NFS: Network File System. Linux to Linux sharing. Syntax: mount -t nfs <server>:/<remote-path> <local mountpoint>. ex: mount -t nfs 192.168.1.2:/shared/data /mnt/shared or in fstab 192.168.1.10:/shared/data /mnt/shared nfs defaults,_netdev 0 0

SMB: Server Message Block. Cross platform sharing. SMB uses CIFS (Common Internet File System) protocol under the hood. Syntax: mount -t cifs //<server>/<share> <local mountpoint> -o username=<user>,password=<pass>. The local mount point is the directory where you want the mount to show once mounted. ex: mount -t cifs //192.168.1.2/shared /mnt/shared -o username=demo,password=vEreaSaCrEat

Troubleshooting Storage Issues

ulimit limits the system resources for a user in a Linux-based server.

ulimit -n 512 limits the number of open files to 512 for a particular user

ulimit -a displays all the current limits

df/du (disk free/disk usage) facilitate storage space tracking. df displays the device's storage space and du displays how a device is used.

df -h to display human readable format of the amount of space in the system

df -h /dev/backups/appbk to see the space in appbk logical volume

du -h /dev/backups

iostat generates reports on CPU and device usage. I can be used to determine issues with iops.

iostat -d /dev/backups/appbk to view the I/O stats of appbk

ioping generates a report of device I/O latency in real-time

ioping -c 4 /dev/backups/logbk to check for latency in real-time

Storage Quota allows managing the storage space per user. Here are tools used to manage storage quotas:

quotacheck -cug <mount point> create quota database file for a file system and check for user and group quotas

edquota -u <username> edit quotas for a specific user

edquota -g <group name> edit quotas for a specific group

setquota -u <username> set quotas for a specific user

setquota -g <group name> set quotas for a specific group

Before using these commands, we have to activate user and group quotas on the file system. To do that, edit the fstab file to add the options usrquota and grpquota to the the relevant file system.

With XFS file system, you can use xfs_admin to configure quotas.
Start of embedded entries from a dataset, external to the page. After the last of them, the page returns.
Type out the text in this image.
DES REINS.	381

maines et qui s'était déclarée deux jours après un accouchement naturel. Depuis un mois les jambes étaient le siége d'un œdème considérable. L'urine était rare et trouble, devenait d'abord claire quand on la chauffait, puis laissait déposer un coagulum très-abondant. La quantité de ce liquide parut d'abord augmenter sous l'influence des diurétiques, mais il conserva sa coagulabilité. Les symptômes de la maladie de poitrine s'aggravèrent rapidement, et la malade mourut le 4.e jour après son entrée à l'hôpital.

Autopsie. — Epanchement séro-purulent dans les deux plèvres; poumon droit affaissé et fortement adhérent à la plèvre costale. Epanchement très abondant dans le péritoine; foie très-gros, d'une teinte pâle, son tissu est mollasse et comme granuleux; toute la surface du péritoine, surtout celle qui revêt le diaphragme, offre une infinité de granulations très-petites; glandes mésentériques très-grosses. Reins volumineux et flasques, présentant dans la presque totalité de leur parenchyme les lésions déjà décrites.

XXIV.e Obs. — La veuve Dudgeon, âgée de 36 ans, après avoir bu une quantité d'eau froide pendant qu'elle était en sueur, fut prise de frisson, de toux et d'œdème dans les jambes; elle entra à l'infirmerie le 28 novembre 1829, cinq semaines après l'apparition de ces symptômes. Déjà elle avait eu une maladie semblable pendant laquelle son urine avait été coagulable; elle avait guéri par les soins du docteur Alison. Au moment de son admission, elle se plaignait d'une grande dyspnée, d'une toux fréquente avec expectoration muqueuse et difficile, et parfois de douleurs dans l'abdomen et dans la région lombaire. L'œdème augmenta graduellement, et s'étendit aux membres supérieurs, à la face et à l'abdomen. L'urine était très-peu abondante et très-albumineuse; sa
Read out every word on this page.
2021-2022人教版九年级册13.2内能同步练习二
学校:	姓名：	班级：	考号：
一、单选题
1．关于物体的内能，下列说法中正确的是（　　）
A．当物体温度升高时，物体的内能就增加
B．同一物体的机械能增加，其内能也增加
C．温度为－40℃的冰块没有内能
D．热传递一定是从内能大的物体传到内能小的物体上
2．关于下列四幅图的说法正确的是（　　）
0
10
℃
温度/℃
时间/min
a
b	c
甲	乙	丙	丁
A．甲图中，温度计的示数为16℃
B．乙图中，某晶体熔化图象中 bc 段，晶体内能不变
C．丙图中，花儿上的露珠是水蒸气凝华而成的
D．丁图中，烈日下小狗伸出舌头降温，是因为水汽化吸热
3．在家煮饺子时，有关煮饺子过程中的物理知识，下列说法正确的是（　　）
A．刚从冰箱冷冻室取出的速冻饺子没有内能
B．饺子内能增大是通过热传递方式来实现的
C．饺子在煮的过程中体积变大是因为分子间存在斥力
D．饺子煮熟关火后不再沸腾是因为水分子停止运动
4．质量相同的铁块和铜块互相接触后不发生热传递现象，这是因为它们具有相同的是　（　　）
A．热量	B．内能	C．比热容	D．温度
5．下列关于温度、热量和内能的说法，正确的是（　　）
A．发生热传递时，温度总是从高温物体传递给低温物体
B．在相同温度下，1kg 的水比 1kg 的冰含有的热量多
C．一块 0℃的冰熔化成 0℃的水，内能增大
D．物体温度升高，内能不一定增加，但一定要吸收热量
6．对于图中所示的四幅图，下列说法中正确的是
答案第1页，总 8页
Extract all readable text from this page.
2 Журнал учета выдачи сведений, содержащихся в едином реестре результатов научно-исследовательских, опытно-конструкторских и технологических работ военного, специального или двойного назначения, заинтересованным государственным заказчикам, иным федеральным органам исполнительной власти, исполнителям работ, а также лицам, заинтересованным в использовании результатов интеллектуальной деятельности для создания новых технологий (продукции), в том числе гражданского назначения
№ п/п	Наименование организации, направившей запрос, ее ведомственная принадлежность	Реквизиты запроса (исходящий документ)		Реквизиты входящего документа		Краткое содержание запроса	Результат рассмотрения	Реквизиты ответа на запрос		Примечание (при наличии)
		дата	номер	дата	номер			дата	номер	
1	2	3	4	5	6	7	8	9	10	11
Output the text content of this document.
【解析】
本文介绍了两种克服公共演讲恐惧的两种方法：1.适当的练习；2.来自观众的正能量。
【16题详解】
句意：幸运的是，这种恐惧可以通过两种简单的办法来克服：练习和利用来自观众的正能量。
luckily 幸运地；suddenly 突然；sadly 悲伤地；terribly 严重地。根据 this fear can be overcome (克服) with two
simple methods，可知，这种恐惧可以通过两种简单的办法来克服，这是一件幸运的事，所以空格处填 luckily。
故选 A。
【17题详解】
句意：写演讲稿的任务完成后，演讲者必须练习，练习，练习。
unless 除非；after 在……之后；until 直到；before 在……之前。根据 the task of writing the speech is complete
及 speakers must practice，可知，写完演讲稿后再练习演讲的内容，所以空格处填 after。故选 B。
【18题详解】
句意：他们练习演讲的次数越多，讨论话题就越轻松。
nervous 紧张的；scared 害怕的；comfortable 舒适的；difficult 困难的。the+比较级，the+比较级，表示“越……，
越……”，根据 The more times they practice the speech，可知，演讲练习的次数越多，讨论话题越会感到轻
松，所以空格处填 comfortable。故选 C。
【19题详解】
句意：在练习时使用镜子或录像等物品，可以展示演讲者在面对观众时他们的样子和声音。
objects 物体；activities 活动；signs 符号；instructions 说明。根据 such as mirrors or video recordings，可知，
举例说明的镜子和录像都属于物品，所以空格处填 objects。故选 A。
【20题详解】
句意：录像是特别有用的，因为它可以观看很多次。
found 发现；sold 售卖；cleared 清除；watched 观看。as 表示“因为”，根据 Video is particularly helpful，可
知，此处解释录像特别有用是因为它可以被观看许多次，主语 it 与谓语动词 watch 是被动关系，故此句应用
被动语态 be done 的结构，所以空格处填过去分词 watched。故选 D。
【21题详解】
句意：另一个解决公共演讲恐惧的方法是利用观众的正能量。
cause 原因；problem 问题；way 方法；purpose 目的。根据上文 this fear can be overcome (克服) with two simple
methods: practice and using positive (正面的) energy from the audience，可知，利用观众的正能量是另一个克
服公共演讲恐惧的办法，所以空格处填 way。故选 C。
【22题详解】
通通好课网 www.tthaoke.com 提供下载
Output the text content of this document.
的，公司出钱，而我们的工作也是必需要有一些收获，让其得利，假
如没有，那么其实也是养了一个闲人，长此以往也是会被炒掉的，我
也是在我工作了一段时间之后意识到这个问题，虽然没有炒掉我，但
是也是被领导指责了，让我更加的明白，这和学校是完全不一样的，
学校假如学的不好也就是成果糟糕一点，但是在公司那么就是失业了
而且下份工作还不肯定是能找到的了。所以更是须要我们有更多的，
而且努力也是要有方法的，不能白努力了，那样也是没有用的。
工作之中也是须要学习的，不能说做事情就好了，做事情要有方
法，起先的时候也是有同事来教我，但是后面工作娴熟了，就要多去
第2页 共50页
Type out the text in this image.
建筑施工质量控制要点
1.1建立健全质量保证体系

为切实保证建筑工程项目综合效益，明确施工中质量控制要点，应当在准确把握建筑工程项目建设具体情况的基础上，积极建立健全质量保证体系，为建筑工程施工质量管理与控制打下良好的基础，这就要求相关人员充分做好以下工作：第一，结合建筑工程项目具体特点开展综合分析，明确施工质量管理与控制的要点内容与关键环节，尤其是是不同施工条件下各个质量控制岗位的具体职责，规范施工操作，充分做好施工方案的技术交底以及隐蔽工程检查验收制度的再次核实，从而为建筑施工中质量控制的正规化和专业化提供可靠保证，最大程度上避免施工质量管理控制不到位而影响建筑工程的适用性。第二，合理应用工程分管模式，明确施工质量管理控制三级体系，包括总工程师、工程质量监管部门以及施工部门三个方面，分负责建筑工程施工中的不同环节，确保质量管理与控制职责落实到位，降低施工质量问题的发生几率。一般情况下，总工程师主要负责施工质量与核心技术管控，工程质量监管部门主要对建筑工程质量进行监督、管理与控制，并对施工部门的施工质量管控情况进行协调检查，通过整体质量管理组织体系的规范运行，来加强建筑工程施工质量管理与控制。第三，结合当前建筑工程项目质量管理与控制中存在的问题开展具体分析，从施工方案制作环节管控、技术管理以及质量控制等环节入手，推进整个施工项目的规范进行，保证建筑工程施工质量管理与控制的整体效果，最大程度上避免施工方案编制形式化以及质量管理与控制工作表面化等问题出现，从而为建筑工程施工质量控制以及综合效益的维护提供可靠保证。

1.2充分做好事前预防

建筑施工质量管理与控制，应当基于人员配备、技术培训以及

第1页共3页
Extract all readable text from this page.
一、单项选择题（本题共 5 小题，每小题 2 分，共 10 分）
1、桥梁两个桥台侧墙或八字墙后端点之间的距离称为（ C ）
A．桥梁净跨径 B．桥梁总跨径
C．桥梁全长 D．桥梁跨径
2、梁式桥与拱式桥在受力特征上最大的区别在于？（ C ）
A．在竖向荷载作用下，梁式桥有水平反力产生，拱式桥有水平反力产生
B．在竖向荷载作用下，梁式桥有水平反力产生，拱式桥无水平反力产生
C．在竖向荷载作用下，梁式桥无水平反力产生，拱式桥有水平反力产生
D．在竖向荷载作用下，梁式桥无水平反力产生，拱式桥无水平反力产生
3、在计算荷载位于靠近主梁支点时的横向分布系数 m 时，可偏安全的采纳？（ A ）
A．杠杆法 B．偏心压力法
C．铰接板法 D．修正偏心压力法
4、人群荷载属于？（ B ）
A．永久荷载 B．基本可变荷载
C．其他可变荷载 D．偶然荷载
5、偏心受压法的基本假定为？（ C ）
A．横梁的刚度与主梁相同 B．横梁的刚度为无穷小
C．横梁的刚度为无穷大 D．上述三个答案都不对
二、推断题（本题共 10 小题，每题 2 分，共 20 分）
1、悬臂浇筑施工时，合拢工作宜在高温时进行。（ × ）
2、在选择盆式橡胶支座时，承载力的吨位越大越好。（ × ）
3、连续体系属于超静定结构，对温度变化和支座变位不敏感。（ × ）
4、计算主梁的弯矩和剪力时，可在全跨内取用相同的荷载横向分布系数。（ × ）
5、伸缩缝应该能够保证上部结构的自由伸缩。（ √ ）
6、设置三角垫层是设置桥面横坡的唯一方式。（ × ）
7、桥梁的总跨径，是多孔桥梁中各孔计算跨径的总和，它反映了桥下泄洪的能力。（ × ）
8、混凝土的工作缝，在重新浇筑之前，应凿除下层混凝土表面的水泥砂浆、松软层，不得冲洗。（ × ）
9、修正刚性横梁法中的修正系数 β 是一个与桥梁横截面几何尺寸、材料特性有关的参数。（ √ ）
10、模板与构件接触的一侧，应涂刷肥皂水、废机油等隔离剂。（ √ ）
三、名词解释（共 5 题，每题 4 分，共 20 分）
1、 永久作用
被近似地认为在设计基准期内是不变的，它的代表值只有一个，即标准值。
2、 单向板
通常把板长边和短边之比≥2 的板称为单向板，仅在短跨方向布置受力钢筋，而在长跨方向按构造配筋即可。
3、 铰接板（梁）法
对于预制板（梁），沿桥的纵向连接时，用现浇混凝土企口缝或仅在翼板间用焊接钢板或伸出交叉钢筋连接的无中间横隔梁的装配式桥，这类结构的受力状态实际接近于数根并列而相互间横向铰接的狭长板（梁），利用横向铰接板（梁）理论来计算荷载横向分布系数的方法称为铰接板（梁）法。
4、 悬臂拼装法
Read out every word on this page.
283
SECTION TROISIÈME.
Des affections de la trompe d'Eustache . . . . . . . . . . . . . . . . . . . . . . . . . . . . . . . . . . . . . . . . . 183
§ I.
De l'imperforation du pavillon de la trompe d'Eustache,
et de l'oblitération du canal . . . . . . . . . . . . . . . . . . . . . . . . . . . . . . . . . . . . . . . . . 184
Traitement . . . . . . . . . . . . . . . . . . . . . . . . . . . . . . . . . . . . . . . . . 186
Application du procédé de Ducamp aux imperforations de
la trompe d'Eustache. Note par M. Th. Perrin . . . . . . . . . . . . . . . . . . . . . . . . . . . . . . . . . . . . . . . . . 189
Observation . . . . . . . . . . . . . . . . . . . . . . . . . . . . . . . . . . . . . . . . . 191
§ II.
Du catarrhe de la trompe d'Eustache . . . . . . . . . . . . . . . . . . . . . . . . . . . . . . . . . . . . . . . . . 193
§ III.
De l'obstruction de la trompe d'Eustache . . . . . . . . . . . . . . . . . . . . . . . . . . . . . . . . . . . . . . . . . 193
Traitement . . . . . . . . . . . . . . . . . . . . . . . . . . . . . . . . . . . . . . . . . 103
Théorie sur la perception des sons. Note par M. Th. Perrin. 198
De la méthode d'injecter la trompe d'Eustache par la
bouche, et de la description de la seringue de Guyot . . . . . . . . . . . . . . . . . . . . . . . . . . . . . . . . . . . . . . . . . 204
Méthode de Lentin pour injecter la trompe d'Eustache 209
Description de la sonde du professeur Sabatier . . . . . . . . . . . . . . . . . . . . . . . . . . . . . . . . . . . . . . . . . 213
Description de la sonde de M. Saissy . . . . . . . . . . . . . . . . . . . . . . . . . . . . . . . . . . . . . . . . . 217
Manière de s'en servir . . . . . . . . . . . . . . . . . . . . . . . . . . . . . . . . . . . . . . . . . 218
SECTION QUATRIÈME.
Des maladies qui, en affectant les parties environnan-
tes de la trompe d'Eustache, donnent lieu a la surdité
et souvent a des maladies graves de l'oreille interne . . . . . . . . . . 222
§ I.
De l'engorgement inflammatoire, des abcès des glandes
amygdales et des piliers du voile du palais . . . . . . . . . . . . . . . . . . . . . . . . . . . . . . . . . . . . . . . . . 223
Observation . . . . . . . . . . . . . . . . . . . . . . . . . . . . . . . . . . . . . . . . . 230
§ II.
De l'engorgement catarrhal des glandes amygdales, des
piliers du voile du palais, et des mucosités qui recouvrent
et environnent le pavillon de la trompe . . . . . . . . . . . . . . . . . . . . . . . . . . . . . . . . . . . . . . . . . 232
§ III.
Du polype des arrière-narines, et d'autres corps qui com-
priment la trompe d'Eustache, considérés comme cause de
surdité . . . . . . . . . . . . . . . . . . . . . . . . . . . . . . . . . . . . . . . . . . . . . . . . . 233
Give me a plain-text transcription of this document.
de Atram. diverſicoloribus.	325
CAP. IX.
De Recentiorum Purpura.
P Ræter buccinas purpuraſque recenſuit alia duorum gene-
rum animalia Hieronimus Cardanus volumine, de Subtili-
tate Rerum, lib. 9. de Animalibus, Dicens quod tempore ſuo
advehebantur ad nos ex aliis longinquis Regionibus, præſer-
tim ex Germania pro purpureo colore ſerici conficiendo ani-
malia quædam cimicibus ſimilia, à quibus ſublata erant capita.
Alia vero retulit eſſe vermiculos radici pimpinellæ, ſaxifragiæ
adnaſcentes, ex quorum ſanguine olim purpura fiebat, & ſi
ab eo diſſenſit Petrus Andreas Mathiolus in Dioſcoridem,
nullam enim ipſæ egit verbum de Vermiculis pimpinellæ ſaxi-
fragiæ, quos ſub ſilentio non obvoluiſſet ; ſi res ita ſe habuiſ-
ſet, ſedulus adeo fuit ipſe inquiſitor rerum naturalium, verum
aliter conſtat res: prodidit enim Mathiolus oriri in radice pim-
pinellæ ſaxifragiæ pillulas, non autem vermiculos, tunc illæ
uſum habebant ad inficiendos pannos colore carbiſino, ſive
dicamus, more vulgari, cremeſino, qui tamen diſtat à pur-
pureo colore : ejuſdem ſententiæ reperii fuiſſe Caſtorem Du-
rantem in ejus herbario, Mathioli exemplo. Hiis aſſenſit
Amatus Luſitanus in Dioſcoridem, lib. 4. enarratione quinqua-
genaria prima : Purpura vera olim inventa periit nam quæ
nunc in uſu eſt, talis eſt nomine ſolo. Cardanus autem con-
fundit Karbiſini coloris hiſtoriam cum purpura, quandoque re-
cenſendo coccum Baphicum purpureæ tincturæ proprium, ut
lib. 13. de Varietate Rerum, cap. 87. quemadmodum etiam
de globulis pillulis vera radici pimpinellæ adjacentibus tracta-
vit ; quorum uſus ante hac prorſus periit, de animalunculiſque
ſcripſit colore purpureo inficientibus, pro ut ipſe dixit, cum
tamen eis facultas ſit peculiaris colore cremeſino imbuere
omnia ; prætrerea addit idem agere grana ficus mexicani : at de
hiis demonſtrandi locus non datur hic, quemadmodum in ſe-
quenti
To generate quota reports, use the following the commands:

repquota -a display the reports for all file systems indicated as read-write quotas in the mtab file

repquota -u <username> display the quota report for a particular user

quota -uv <username> display the quota report for a particular user with verbose output

warnquota -u check if users are not exceeding the alloted quota limit

warnquota -g check if groups are not exceeding the alloted quota limit

To troubleshoot a device, start with simple things:

  • make sure it is powered and recognized by the system by checking the /proc directory
  • check errors in the configuration files ftab
  • make sure to reload the config files if changes have been made to them
  • confirm that there is enough capacity
  • confirm that I/O is not overwhelming the device
  • use partprobe to scan for new storage devices and partitions and load them into the kernel
  • select the appropriate scheduler to optimize performance. ex noop for flash drives. To change the scheduler, change the /sys/block/[sda]/queue/scheduler config file with echo noop > /sys/block/[sda]/queue/scheduler
  • to prevent user from consumming excessive space, we are going to edit the fstab config file to enable quotas with /dev/backups/appbk /backups/app ext4 defaults,usrquota 0 0. Use edquota -u john to edit the soft and hard limits of the user john.